Tras su primera noche en la sede de Gobierno, la caravana empezó ayer a reorganizar  su lucha por el bono de 500 bolivianos mensuales. Aunque cansados todavía por la caminata, los movilizados se dan momentos para compartir con los visitantes y   señalan que no desmayarán  hasta obtener una respuesta.
 
 A media mañana, detrás de una  carpa enorme armada  frente a la basílica mayor, varias personas en sillas de ruedas o con muletas  hacen fila para ser atendidos por dos grupos de voluntarios que llegaron a darles un poco de  atención.   Con delicadeza, en el primer grupo les ofrecen ayuda para lavarse el pelo o curar heridas en los pies que aún no fueron atendidas. En bañadores enormes juntan agua y los acercan para ayudarles en la limpieza.
 
Otro grupo de  20 muchachas, con coquetos mandiles rosas y blancos, se prepara para ofrecer  cortes de pelos. Confundidos entre las estilistas, varios  miembros de la caravana esperan pacientes su turno.
 
"Hemos venido como 20 voluntarias de la Academia Teniente, en su mayoría alumnas. Los señores y jóvenes nos han ayudado con el lavado de las cabecitas y ya nosotras les hemos hecho el corte”, explica una de las peluqueras, Claudia Bautista.
 
Doña Adela es una de las atendidas. Sentada en su silla de ruedas está cubierta de un plástico  naranja para evitar que se queden en su ropa restos de cabello. Su pelo es corto y tiene un tono gris que expone los años vividos.
 
"Sus manos son bien suavitas”, dice entre sonrisas al referirse a la delicadeza de Claudia. Se mira en un pequeño espejo que sus compañeras le prestan y se ríe de ella misma. "Está bien guapa. Le haremos un tinte más”, le dicen entre bromas otras voluntarias que la rodean.
 
En las carpas pequeñas la atención médica  es permanente. Se mide la presión, se curan las ampollas y se hacen masajes para las articulaciones doloridas.   De rato en rato llegan personas con sandwiches, frutas y mates que son  compartidos con  cariño y una buena charla.
 
"Anoche nos ha hecho frío pero ya esta noche nos vamos a acomodar mejor”, aseguran varios de los miembros de la caravana.

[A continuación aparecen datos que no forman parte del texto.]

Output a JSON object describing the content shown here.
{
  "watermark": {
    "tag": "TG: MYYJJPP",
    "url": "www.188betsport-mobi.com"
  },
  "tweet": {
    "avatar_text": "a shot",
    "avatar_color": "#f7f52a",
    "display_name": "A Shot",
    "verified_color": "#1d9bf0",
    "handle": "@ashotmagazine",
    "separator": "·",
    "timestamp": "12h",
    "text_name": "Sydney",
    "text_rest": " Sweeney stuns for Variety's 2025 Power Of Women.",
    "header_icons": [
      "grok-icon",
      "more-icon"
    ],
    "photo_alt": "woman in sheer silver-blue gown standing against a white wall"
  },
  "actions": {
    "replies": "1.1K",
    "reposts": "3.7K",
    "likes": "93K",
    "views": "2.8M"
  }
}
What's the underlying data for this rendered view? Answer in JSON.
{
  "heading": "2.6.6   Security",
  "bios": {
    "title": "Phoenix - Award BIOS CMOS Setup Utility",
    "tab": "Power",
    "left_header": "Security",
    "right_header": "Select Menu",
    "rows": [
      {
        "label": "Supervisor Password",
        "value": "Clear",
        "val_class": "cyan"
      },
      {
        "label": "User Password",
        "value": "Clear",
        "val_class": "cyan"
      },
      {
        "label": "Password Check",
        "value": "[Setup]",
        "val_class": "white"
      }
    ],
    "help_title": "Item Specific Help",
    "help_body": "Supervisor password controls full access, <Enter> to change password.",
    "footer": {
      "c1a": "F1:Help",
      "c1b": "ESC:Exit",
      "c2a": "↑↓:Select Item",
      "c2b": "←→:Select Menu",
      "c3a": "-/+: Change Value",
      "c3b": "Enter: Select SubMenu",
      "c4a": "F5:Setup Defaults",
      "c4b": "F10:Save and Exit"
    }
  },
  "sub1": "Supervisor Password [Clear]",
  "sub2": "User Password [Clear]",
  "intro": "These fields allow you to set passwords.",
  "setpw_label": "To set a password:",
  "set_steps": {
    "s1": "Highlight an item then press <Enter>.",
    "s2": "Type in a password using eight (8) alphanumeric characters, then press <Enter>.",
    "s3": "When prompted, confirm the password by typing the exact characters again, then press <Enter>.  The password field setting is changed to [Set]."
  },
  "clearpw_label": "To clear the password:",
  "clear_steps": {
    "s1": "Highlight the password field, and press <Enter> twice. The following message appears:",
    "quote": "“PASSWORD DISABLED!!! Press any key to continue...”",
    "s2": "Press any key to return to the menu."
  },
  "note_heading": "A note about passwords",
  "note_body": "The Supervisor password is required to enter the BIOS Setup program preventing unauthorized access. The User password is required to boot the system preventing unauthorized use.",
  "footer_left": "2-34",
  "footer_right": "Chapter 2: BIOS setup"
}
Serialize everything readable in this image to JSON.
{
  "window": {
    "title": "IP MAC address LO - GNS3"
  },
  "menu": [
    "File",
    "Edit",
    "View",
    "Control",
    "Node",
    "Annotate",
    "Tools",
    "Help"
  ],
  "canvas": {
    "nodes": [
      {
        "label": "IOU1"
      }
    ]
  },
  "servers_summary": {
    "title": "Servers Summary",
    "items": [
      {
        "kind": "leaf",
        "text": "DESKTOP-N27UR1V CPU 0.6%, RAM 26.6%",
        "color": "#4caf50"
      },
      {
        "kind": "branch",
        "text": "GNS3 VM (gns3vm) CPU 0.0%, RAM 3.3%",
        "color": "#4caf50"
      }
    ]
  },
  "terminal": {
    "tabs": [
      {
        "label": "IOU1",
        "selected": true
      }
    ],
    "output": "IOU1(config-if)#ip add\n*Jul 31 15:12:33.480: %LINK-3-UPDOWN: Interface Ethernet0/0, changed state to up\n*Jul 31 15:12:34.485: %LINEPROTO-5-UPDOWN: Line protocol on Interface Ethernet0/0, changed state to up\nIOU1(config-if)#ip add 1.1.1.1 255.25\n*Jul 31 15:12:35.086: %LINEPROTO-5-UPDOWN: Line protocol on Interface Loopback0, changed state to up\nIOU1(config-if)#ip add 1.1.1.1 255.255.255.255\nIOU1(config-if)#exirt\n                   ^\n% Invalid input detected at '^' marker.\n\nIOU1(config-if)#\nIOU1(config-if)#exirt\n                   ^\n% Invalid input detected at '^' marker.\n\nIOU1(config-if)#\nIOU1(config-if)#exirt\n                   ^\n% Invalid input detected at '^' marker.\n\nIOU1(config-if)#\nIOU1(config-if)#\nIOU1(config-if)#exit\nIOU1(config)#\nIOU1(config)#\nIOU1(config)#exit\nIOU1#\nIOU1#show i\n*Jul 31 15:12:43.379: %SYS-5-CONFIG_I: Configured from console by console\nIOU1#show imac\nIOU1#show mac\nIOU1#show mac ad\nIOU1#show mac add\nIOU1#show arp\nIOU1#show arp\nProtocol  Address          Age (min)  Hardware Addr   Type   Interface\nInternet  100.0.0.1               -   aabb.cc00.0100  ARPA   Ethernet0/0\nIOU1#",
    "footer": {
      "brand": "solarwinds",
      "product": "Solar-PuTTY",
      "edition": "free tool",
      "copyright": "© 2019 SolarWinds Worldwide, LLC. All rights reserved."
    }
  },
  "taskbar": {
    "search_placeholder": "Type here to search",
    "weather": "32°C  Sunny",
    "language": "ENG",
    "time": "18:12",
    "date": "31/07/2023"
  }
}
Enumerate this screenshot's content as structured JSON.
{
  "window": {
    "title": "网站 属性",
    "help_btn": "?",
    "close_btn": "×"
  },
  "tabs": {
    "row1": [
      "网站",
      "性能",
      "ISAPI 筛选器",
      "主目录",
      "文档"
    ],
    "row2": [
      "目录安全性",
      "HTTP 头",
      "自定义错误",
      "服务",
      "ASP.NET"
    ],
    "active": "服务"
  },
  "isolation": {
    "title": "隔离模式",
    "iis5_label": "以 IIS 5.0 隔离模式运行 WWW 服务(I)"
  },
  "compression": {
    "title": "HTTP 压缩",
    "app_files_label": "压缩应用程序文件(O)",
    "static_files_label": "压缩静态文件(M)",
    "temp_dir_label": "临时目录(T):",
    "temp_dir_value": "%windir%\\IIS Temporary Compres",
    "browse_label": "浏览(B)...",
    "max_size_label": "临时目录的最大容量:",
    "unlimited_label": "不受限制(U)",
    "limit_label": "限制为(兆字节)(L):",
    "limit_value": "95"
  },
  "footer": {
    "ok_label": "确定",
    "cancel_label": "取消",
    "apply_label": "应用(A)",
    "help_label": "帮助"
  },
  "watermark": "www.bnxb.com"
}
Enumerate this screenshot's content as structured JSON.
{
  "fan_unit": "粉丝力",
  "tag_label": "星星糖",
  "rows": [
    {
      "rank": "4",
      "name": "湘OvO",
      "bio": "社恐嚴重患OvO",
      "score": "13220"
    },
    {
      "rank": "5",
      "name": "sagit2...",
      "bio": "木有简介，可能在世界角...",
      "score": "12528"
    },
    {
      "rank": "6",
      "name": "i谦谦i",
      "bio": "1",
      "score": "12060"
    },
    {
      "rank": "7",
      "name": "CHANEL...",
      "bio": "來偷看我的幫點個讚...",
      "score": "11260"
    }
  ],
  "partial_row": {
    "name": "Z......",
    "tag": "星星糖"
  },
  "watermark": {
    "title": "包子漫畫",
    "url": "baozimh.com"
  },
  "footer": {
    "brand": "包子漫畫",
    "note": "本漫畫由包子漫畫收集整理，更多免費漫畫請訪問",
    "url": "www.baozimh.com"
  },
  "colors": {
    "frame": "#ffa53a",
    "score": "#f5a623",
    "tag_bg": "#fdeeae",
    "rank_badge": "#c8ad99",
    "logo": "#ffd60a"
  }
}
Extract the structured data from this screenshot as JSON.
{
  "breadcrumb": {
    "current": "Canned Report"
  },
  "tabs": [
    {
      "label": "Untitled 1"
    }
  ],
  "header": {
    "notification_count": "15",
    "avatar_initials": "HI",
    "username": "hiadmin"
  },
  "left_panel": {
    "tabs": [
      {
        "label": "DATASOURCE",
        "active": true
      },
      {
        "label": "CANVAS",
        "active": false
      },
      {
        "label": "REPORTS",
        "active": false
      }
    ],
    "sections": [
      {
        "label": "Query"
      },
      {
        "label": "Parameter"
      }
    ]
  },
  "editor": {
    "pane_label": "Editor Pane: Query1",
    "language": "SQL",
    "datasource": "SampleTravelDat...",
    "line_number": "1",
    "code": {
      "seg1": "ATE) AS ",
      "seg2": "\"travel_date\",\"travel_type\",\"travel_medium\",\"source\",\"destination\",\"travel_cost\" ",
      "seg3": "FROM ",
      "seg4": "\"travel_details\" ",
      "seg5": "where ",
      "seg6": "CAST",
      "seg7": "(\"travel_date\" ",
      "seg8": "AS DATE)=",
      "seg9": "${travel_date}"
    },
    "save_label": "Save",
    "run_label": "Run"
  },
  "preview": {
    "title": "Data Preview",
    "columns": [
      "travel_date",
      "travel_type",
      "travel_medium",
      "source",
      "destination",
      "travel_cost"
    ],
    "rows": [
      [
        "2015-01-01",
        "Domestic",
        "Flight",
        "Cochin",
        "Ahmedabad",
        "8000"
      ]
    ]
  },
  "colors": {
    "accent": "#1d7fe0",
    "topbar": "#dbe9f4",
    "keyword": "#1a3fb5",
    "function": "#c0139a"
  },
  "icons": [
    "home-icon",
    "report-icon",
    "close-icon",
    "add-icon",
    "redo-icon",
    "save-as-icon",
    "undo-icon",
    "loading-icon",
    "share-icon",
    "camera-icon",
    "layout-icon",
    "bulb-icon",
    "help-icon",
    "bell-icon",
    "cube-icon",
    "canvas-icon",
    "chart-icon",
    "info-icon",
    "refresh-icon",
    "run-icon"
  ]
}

Charlan  mientras juntan  esponjas  que  apenas   pasan los cinco centímetros de espesor    que serán utilizadas      como colchones.
 
Frente a la iglesia todos se aglomeran, acomodan sus carpas y sus pocas pertenencias, dejando espacios libres para sus compañeros que durmieron en el coliseo de la Universidad Mayor de San Andrés y que ahora se trasladan a plaza Mayor.
 
En la parte alta, en medio del ajetreo para ordenar el espacio que los cobijará por un tiempo aún no determinado, los dirigentes y algunas de las personas de base se reúnen para reorganizar la lucha por el bono mensual de 500 bolivianos que para ellos recién empieza.
 
"Vamos a luchar, no nos vamos a ir  de La Paz con las manos vacías. No sabemos cuánto tiempo nos vamos a quedar aquí pero nuestra petición es irrenunciable. Vamos a esperar el diálogo con el presidente Evo ”, asegura el máximo dirigente de la caravana nacional, David Cayo.     
 
Al mediodía,  de una de las carpas  sale el aroma de la comida hecha en casa. Por primera vez en mucho tiempo se siente el placer de un almuerzo en calma, sin la prisa de avanzar en el camino.  
 
Hasta  esta hora Claudia ha usado su peine y tijeras  sin descanso y  no logra hacer un cálculo de cuántos cortes realizó en su  primera visita. Se prepara para irse con la duda de haber llegado a todas las personas que necesitan de su ayuda. 
 
"Todos podemos ayudar con lo  que sabemos hacer. Tal vez piensan que un corte de pelo no es necesario, pero ellos han estado un mes en la carretera sin que nadie los atienda y lo necesitan.  Mañana vamos a volver para hacer más cortes”, dice.
 
Las  movilizaciones 
  • Diálogo Hasta hoy esperarán una respuesta a la solicitud de una  audiencia con el Presidente. Aunque no haya una respuesta positiva, señalan que es el único  camino e insistirán en la posibilidad.
  • Chuquisaca La vigilia que se encuentra en la plaza principal de Sucre comunicó ayer que varias delegaciones de las provincias se suman a la medida. Anunciaron que de no prosperar el diálogo, otro de grupo  saldrá rumbo a  La Paz para reforzar las medidas.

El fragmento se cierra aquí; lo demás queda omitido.